Santé / Culture

Peut-on survivre avec un régime cannibale?

Temps de lecture : 7 min

Les héros du dernier film de Luca Guadagnino, «Bones and All», s'adonnent sans retenue à l'anthropophagie. Pas sûr que cela leur permette d'avoir un bon équilibre nutritionnel.

Si ça ne tenait qu'à eux, Lee et Maren ne mangeraient que de la chair humaine à longueur de journée. | Capture d'écran Warner Bros. France via YouTube
Si ça ne tenait qu'à eux, Lee et Maren ne mangeraient que de la chair humaine à longueur de journée. | Capture d'écran Warner Bros. France via YouTube

Dans le dernier film de Luca Guadagnino, Bones and All, le réalisateur de Call Me by Your Name convoque à nouveau Timothée Chalamet pour raconter derechef l'histoire d'un jeune amour. Cette fois, point de beaux garçons homosexuels mais un jeune couple interprété par Timothée Chalamet et Taylor Russell, qui a joué dans le film Waves; des vagabonds qui ont abandonné l'école et ont un penchant très prononcé pour le goût de la chair humaine.

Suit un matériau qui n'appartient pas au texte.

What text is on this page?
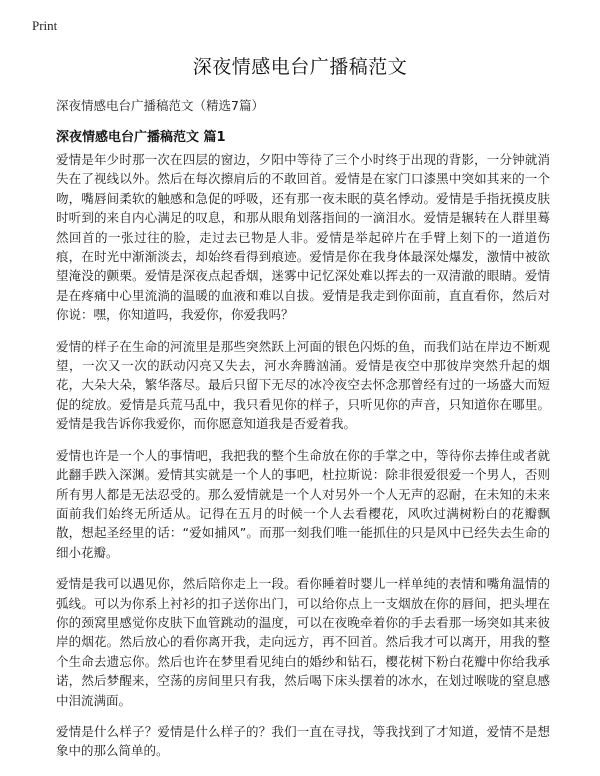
Print
深夜情感电台广播稿范文
深夜情感电台广播稿范文（精选7篇）
深夜情感电台广播稿范文 篇1

爱情是年少时那一次在四层的窗边，夕阳中等待了三个小时终于出现的背影，一分钟就消失在了视线以外。然后在每次擦肩后的不敢回首。爱情是在家门口漆黑中突如其来的一个吻，嘴唇间柔软的触感和急促的呼吸，还有那一夜未眠的莫名悸动。爱情是手指抚摸皮肤时听到的来自内心满足的叹息，和那从眼角划落指间的一滴泪水。爱情是辗转在人群里蓦然回首的一张过往的脸，走过去已物是人非。爱情是举起碎片在手臂上刻下的一道道伤痕，在时光中渐渐淡去，却始终看得到痕迹。爱情是你在我身体最深处爆发，激情中被欲望淹没的颤栗。爱情是深夜点起香烟，迷雾中记忆深处难以挥去的一双清澈的眼睛。爱情是在疼痛中心里流淌的温暖的血液和难以自拔。爱情是我走到你面前，直直看你，然后对你说：嘿，你知道吗，我爱你，你爱我吗？

爱情的样子在生命的河流里是那些突然跃上河面的银色闪烁的鱼，而我们站在岸边不断观望，一次又一次的跃动闪亮又失去，河水奔腾汹涌。爱情是夜空中那彼岸突然升起的烟花，大朵大朵，繁华落尽。最后只留下无尽的冰冷夜空去怀念那曾经有过的一场盛大而短促的绽放。爱情是兵荒马乱中，我只看见你的样子，只听见你的声音，只知道你在哪里。爱情是我告诉你我爱你，而你愿意知道我是否爱着我。

爱情也许是一个人的事情吧，我把我的整个生命放在你的手掌之中，等待你去捧住或者就此翻手跌入深渊。爱情其实就是一个人的事吧，杜拉斯说：除非很爱很爱一个男人，否则所有男人都是无法忍受的。那么爱情就是一个人对另外一个人无声的忍耐，在未知的未来面前我们始终无所适从。记得在五月的时候一个人去看樱花，风吹过满树粉白的花瓣飘散，想起圣经里的话：“爱如捕风”。而那一刻我们唯一能抓住的只是风中已经失去生命的细小花瓣。

爱情是我可以遇见你，然后陪你走上一段。看你睡着时婴儿一样单纯的表情和嘴角温情的弧线。可以为你系上衬衫的扣子送你出门，可以给你点上一支烟放在你的唇间，把头埋在你的颈窝里感觉你皮肤下血管跳动的温度，可以在夜晚牵着你的手去看那一场突如其来彼岸的烟花。然后放心的看你离开我，走向远方，再不回首。然后我才可以离开，用我的整个生命去遗忘你。然后也许在梦里看见纯白的婚纱和钻石，樱花树下粉白花瓣中你给我承诺，然后梦醒来，空荡的房间里只有我，然后喝下床头摆着的冰水，在划过喉咙的窒息感中泪流满面。

爱情是什么样子？爱情是什么样子的？我们一直在寻找，等我找到了才知道，爱情不是想象中的那么简单的。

Dans Bones and All (basé sur le roman éponyme de Camille DeAngelis, publié en France chez Albin Michel), Chalamet et Russell incarnent Lee et Maren, deux jeunes adultes que l'inclination pour la dégustation de chair humaine confine à la marge de la société, ce qui les pousse à entreprendre un road trip sur les routes secondaires de l'Amérique.

Bien sûr, ils s'offrent une petite pause cannibale de temps en temps en chemin, mais ils font de leur mieux pour être «sages» car ils savent que se nourrir d'un autre être humain est une forme d'exploitation. Et pourtant, c'est comme une addiction: impossible de résister à cette faim si dévorante. Bones and All raconte une histoire étonnamment belle sur l'amour et sur la perte; ce film parle davantage de solitude, de traumatisme et d'appartenance que de cannibalisme.

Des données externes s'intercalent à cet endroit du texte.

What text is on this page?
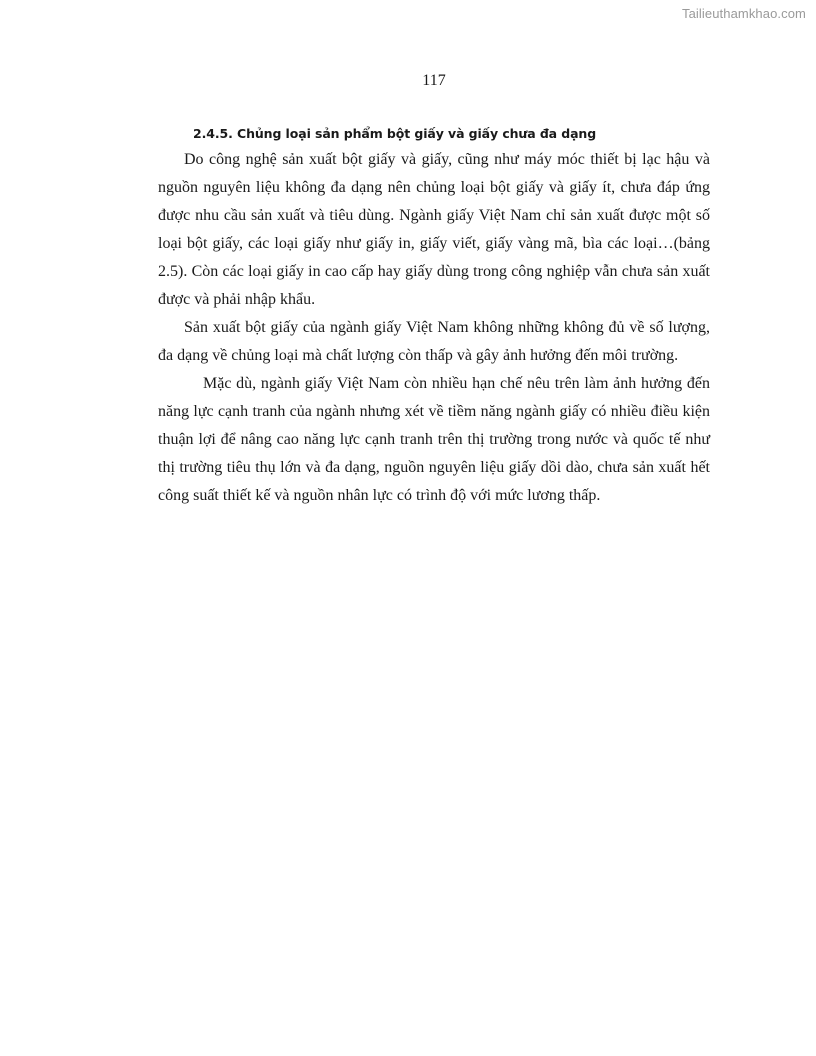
Tailieuthamkhao.com
117
2.4.5. Chủng loại sản phẩm bột giấy và giấy chưa đa dạng

Do công nghệ sản xuất bột giấy và giấy, cũng như máy móc thiết bị lạc hậu và nguồn nguyên liệu không đa dạng nên chủng loại bột giấy và giấy ít, chưa đáp ứng được nhu cầu sản xuất và tiêu dùng. Ngành giấy Việt Nam chỉ sản xuất được một số loại bột giấy, các loại giấy như giấy in, giấy viết, giấy vàng mã, bìa các loại…(bảng 2.5). Còn các loại giấy in cao cấp hay giấy dùng trong công nghiệp vẫn chưa sản xuất được và phải nhập khẩu.

Sản xuất bột giấy của ngành giấy Việt Nam không những không đủ về số lượng, đa dạng về chủng loại mà chất lượng còn thấp và gây ảnh hưởng đến môi trường.

Mặc dù, ngành giấy Việt Nam còn nhiều hạn chế nêu trên làm ảnh hưởng đến năng lực cạnh tranh của ngành nhưng xét về tiềm năng ngành giấy có nhiều điều kiện thuận lợi để nâng cao năng lực cạnh tranh trên thị trường trong nước và quốc tế như thị trường tiêu thụ lớn và đa dạng, nguồn nguyên liệu giấy dồi dào, chưa sản xuất hết công suất thiết kế và nguồn nhân lực có trình độ với mức lương thấp.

Ceci dit, retournons vers la partie cannibalisme, parce qu'à ce sujet j'ai... euh... quelques petites questions.

Carences nutritionnelles

S'il n'y tenait qu'à eux, Lee et Maren ne mangeraient que de la chair humaine à longueur de journée. Je ne peux pas m'empêcher de me demander si ce serait possible –d'un point de vue nutritionnel. Est-ce que ce serait... satisfaisant? «Non. Prenez ça sous un autre angle, explique Bill Schutt, zoologue et auteur. Il faut le comparer avec quelqu'un qui a décidé qu'il n'allait plus manger que du bœuf jusqu'à la fin de sa vie. Pas de fruits, pas de légumes, juste de la viande. De la viande de mammifère. Ça peut être du muscle –des steaks ou des côtes–ou des abats: du foie, des reins, etc. Ce serait exactement la même chose.»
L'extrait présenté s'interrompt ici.